M. Benabderrahmane a également défendu la mesure qui assujettit les opérations de vente de sucre (blanc et brut) à la taxe sur la valeur ajoutée (TVA) et l’annulation de l’exonération en vigueur. Il a ainsi expliqué la mesure qui concerne l’application du taux réduit de 9% de TVA sur les ventes de sucre, visait la réduction de facture de consommation de ce produit et la préservation de la santé du consommateur. Et d’ajouter que cette mesure a été prise à plus d’un titre, d’abord eu égard au volume de la facture d’importation de cette matière qui pèse sur le budget de l’Etat et les réserves de change, a-t-il précisé, en ce sens que l’Algérie « importe environ 2 millions de tonnes/an de sucre, et est classée parmi les plus grands importateurs de sucre, en occupant la 7eplace dans les destinations qui consomment cette matière avec un taux en-dessus de leurs besoins, l’excédent relève, donc, du gaspillage ».La surconsommation du sucre, poursuit le Premier ministre, influe négativement sur la santé du consommateur, et constitue un fardeau de plus pour le secteur de la santé et le système de la sécurité sociale, notamment avec la propagation terrible du diabète, l’hypertension, le cancer et les maladies du cœur », indiquant que le nombre de diabétiques, qui risque d’augmenter, dépasse à présent les 5 millions de malades.

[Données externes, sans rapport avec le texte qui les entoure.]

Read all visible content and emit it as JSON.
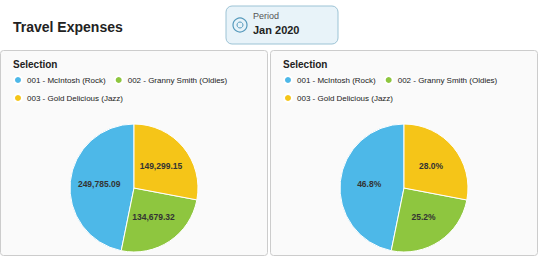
{
  "chart_data": [
    {
      "type": "pie",
      "title": "Travel Expenses",
      "annotations": [
        "Period",
        "Jan 2020"
      ],
      "subtitle": "Selection",
      "categories": [
        "001 - McIntosh (Rock)",
        "002 - Granny Smith (Oldies)",
        "003 - Gold Delicious (Jazz)"
      ],
      "values": [
        249785.09,
        134679.32,
        149299.15
      ],
      "value_labels": [
        "249,785.09",
        "134,679.32",
        "149,299.15"
      ],
      "colors": [
        "#4db8e8",
        "#8ec63f",
        "#f5c518"
      ],
      "data_labels": true,
      "legend": "upper left"
    },
    {
      "type": "pie",
      "subtitle": "Selection",
      "categories": [
        "001 - McIntosh (Rock)",
        "002 - Granny Smith (Oldies)",
        "003 - Gold Delicious (Jazz)"
      ],
      "values": [
        46.8,
        25.2,
        28.0
      ],
      "value_labels": [
        "46.8%",
        "25.2%",
        "28.0%"
      ],
      "colors": [
        "#4db8e8",
        "#8ec63f",
        "#f5c518"
      ],
      "data_labels": true,
      "legend": "upper left"
    }
  ]
}
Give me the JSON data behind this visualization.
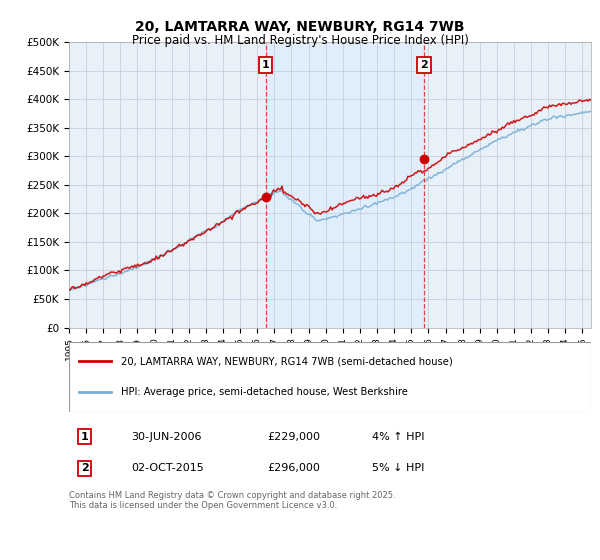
{
  "title": "20, LAMTARRA WAY, NEWBURY, RG14 7WB",
  "subtitle": "Price paid vs. HM Land Registry's House Price Index (HPI)",
  "ylabel_ticks": [
    "£0",
    "£50K",
    "£100K",
    "£150K",
    "£200K",
    "£250K",
    "£300K",
    "£350K",
    "£400K",
    "£450K",
    "£500K"
  ],
  "ytick_values": [
    0,
    50000,
    100000,
    150000,
    200000,
    250000,
    300000,
    350000,
    400000,
    450000,
    500000
  ],
  "ylim": [
    0,
    500000
  ],
  "xlim_start": 1995.0,
  "xlim_end": 2025.5,
  "marker1_x": 2006.5,
  "marker1_y": 229000,
  "marker2_x": 2015.75,
  "marker2_y": 296000,
  "marker1_date": "30-JUN-2006",
  "marker1_price": "£229,000",
  "marker1_hpi": "4% ↑ HPI",
  "marker2_date": "02-OCT-2015",
  "marker2_price": "£296,000",
  "marker2_hpi": "5% ↓ HPI",
  "legend_line1": "20, LAMTARRA WAY, NEWBURY, RG14 7WB (semi-detached house)",
  "legend_line2": "HPI: Average price, semi-detached house, West Berkshire",
  "footer": "Contains HM Land Registry data © Crown copyright and database right 2025.\nThis data is licensed under the Open Government Licence v3.0.",
  "line_color_red": "#cc0000",
  "line_color_blue": "#7ab0d4",
  "marker_box_color": "#cc0000",
  "vline_color": "#dd4444",
  "shade_color": "#ddeeff",
  "background_color": "#e8f0f8",
  "grid_color": "#c0c8d8",
  "title_fontsize": 10,
  "subtitle_fontsize": 8.5,
  "tick_fontsize": 7.5
}
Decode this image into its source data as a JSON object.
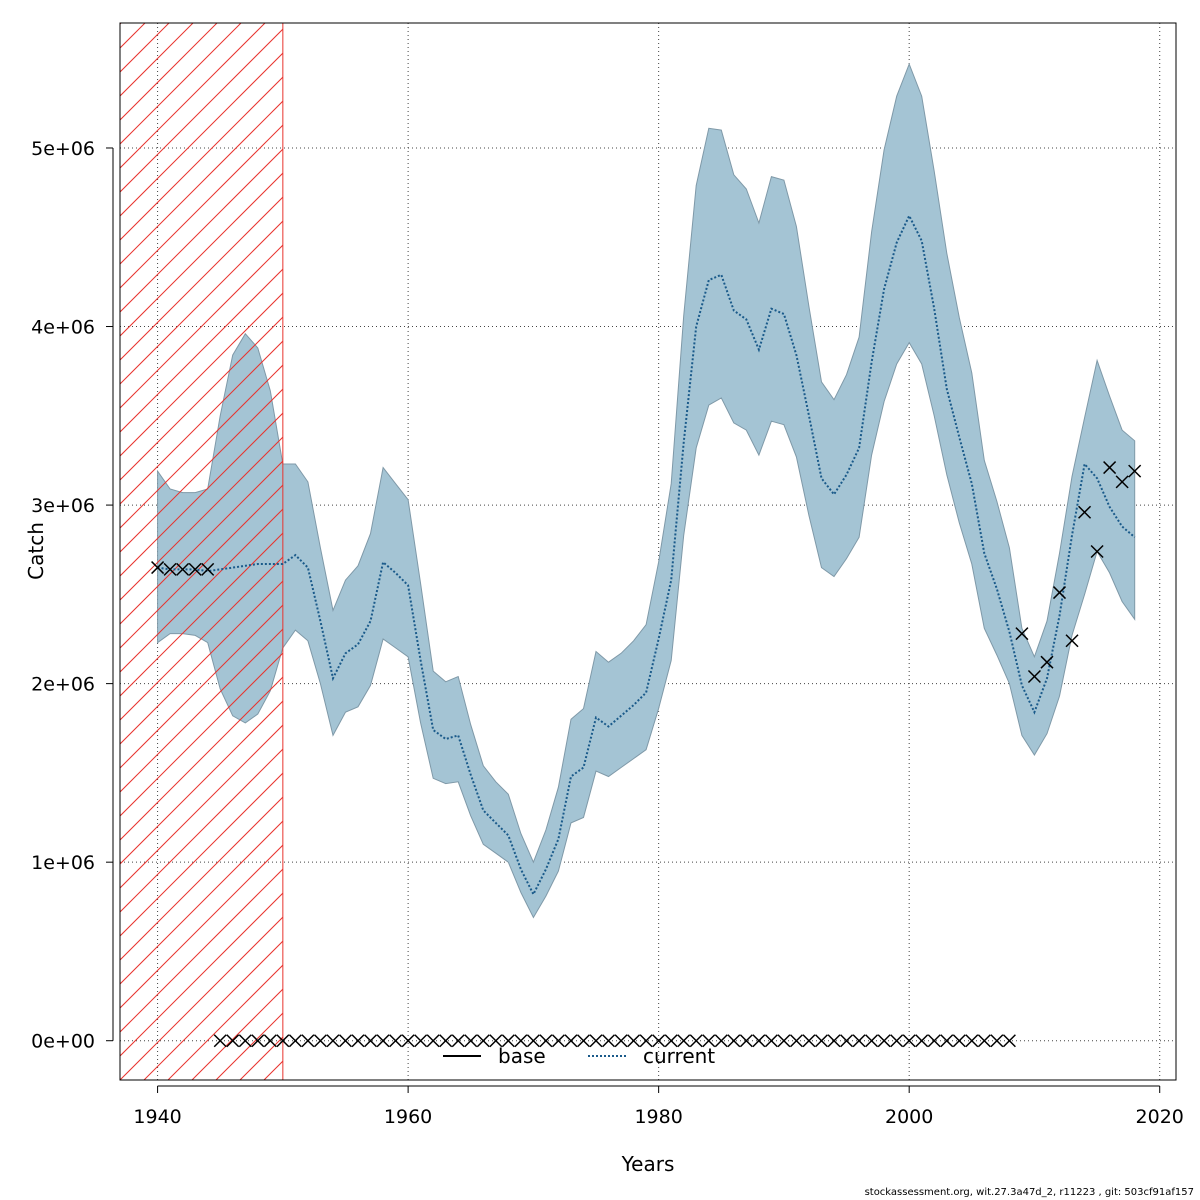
{
  "chart_data": {
    "type": "line",
    "xlabel": "Years",
    "ylabel": "Catch",
    "xlim": [
      1937,
      2021.3
    ],
    "ylim": [
      -220000,
      5700000
    ],
    "x_ticks": [
      1940,
      1960,
      1980,
      2000,
      2020
    ],
    "y_ticks": [
      0,
      1000000,
      2000000,
      3000000,
      4000000,
      5000000
    ],
    "x_tick_labels": [
      "1940",
      "1960",
      "1980",
      "2000",
      "2020"
    ],
    "y_tick_labels": [
      "0e+00",
      "1e+06",
      "2e+06",
      "3e+06",
      "4e+06",
      "5e+06"
    ],
    "grid": true,
    "legend_position": "bottom-center",
    "hatched_region": {
      "x_from": 1937,
      "x_to": 1950,
      "color": "#e8332e"
    },
    "band_color": "#a4c4d4",
    "series": [
      {
        "name": "base",
        "style": "solid",
        "color": "#000000",
        "x": [],
        "values": []
      },
      {
        "name": "current",
        "style": "dotted",
        "color": "#1a5a8a",
        "x": [
          1940,
          1941,
          1942,
          1943,
          1944,
          1945,
          1946,
          1947,
          1948,
          1949,
          1950,
          1951,
          1952,
          1953,
          1954,
          1955,
          1956,
          1957,
          1958,
          1959,
          1960,
          1961,
          1962,
          1963,
          1964,
          1965,
          1966,
          1967,
          1968,
          1969,
          1970,
          1971,
          1972,
          1973,
          1974,
          1975,
          1976,
          1977,
          1978,
          1979,
          1980,
          1981,
          1982,
          1983,
          1984,
          1985,
          1986,
          1987,
          1988,
          1989,
          1990,
          1991,
          1992,
          1993,
          1994,
          1995,
          1996,
          1997,
          1998,
          1999,
          2000,
          2001,
          2002,
          2003,
          2004,
          2005,
          2006,
          2007,
          2008,
          2009,
          2010,
          2011,
          2012,
          2013,
          2014,
          2015,
          2016,
          2017,
          2018
        ],
        "values": [
          2650000,
          2640000,
          2640000,
          2640000,
          2630000,
          2640000,
          2650000,
          2660000,
          2670000,
          2670000,
          2670000,
          2720000,
          2650000,
          2350000,
          2030000,
          2170000,
          2220000,
          2350000,
          2680000,
          2620000,
          2550000,
          2130000,
          1740000,
          1690000,
          1710000,
          1490000,
          1290000,
          1220000,
          1150000,
          960000,
          820000,
          960000,
          1130000,
          1480000,
          1530000,
          1810000,
          1760000,
          1820000,
          1880000,
          1950000,
          2250000,
          2580000,
          3350000,
          4000000,
          4260000,
          4290000,
          4090000,
          4040000,
          3870000,
          4100000,
          4070000,
          3840000,
          3500000,
          3150000,
          3060000,
          3170000,
          3320000,
          3800000,
          4210000,
          4470000,
          4620000,
          4480000,
          4100000,
          3650000,
          3380000,
          3120000,
          2730000,
          2530000,
          2290000,
          1990000,
          1840000,
          2030000,
          2380000,
          2830000,
          3230000,
          3150000,
          2990000,
          2880000,
          2820000
        ]
      }
    ],
    "confidence_band": {
      "x": [
        1940,
        1941,
        1942,
        1943,
        1944,
        1945,
        1946,
        1947,
        1948,
        1949,
        1950,
        1951,
        1952,
        1953,
        1954,
        1955,
        1956,
        1957,
        1958,
        1959,
        1960,
        1961,
        1962,
        1963,
        1964,
        1965,
        1966,
        1967,
        1968,
        1969,
        1970,
        1971,
        1972,
        1973,
        1974,
        1975,
        1976,
        1977,
        1978,
        1979,
        1980,
        1981,
        1982,
        1983,
        1984,
        1985,
        1986,
        1987,
        1988,
        1989,
        1990,
        1991,
        1992,
        1993,
        1994,
        1995,
        1996,
        1997,
        1998,
        1999,
        2000,
        2001,
        2002,
        2003,
        2004,
        2005,
        2006,
        2007,
        2008,
        2009,
        2010,
        2011,
        2012,
        2013,
        2014,
        2015,
        2016,
        2017,
        2018
      ],
      "upper": [
        3190000,
        3090000,
        3070000,
        3070000,
        3090000,
        3500000,
        3840000,
        3960000,
        3880000,
        3640000,
        3230000,
        3230000,
        3130000,
        2760000,
        2410000,
        2580000,
        2660000,
        2840000,
        3210000,
        3120000,
        3030000,
        2560000,
        2070000,
        2010000,
        2040000,
        1770000,
        1540000,
        1450000,
        1380000,
        1160000,
        1000000,
        1180000,
        1420000,
        1800000,
        1860000,
        2180000,
        2120000,
        2170000,
        2240000,
        2330000,
        2680000,
        3120000,
        4060000,
        4790000,
        5110000,
        5100000,
        4850000,
        4770000,
        4580000,
        4840000,
        4820000,
        4560000,
        4110000,
        3690000,
        3590000,
        3730000,
        3940000,
        4530000,
        4990000,
        5290000,
        5470000,
        5290000,
        4870000,
        4410000,
        4050000,
        3740000,
        3250000,
        3020000,
        2760000,
        2310000,
        2150000,
        2350000,
        2730000,
        3160000,
        3490000,
        3810000,
        3610000,
        3420000,
        3360000
      ],
      "lower": [
        2230000,
        2280000,
        2280000,
        2270000,
        2230000,
        1970000,
        1820000,
        1780000,
        1830000,
        1960000,
        2200000,
        2300000,
        2240000,
        2000000,
        1710000,
        1840000,
        1870000,
        1990000,
        2250000,
        2200000,
        2150000,
        1780000,
        1470000,
        1440000,
        1450000,
        1260000,
        1100000,
        1050000,
        1000000,
        830000,
        690000,
        810000,
        950000,
        1220000,
        1250000,
        1510000,
        1480000,
        1530000,
        1580000,
        1630000,
        1860000,
        2130000,
        2830000,
        3320000,
        3560000,
        3600000,
        3460000,
        3420000,
        3280000,
        3470000,
        3450000,
        3270000,
        2940000,
        2650000,
        2600000,
        2700000,
        2820000,
        3280000,
        3580000,
        3790000,
        3910000,
        3790000,
        3500000,
        3170000,
        2900000,
        2670000,
        2310000,
        2160000,
        2000000,
        1710000,
        1600000,
        1720000,
        1930000,
        2270000,
        2500000,
        2740000,
        2620000,
        2460000,
        2360000
      ]
    },
    "observed_points": {
      "marker": "x",
      "x": [
        1940,
        1941,
        1942,
        1943,
        1944,
        2009,
        2010,
        2011,
        2012,
        2013,
        2014,
        2015,
        2016,
        2017,
        2018
      ],
      "values": [
        2650000,
        2640000,
        2640000,
        2640000,
        2640000,
        2280000,
        2040000,
        2120000,
        2510000,
        2240000,
        2960000,
        2740000,
        3210000,
        3130000,
        3190000
      ]
    },
    "zero_catch_points": {
      "marker": "x",
      "x": [
        1945,
        1946,
        1947,
        1948,
        1949,
        1950,
        1951,
        1952,
        1953,
        1954,
        1955,
        1956,
        1957,
        1958,
        1959,
        1960,
        1961,
        1962,
        1963,
        1964,
        1965,
        1966,
        1967,
        1968,
        1969,
        1970,
        1971,
        1972,
        1973,
        1974,
        1975,
        1976,
        1977,
        1978,
        1979,
        1980,
        1981,
        1982,
        1983,
        1984,
        1985,
        1986,
        1987,
        1988,
        1989,
        1990,
        1991,
        1992,
        1993,
        1994,
        1995,
        1996,
        1997,
        1998,
        1999,
        2000,
        2001,
        2002,
        2003,
        2004,
        2005,
        2006,
        2007,
        2008
      ],
      "value": 0
    },
    "legend": [
      "base",
      "current"
    ]
  },
  "footer": "stockassessment.org, wit.27.3a47d_2, r11223 , git: 503cf91af157"
}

Rationalisation des dépenses publiques
Le Premier ministre et ministre des Finances, a également insisté sur la rationalisation des dépenses publiques et la nécessité de mettre fin à certaines formes de gabegie et de gaspillage qui s’illustrent notamment par la programmation de nouveaux projets d’équipements publics alors que certaines structures ne sont pas mises en exploitation. il a ainsi souligné l’impératif d’exploiter les structures existantes non-exploitées dans les différents secteurs avant de demander l’inscription de nouveaux. »Arrêtons d’inscrire de nouveaux projets alors que nous n’avons pas encore exploité toutes nos réalisations », a-t-il dit.Le Premier ministre a cité dans ce cadre le secteur de l’Enseignement supérieur « qui demande chaque année l’inscription de nouveaux projets de réalisation d’universités et de cités universitaires alors que des dizaines de milliers de lits et de postes pédagogiques ne sont pas encore exploités », des structures qui coûtent « des dépenses à l’Etat pour leur gardiennage ».Il a également cité « le secteur de la Santé qui n’exploitent pas ces capacités comme il se doit alors qu’il bénéficie d’un important budget ».M. Benabderrahmane a évoqué le prochain recensement économique qui « permettra de cerner les capacités nationales pour qu’on puisse inscrire des programmes au profit des secteurs qui enregistrent un déficit », a-t-il précisé.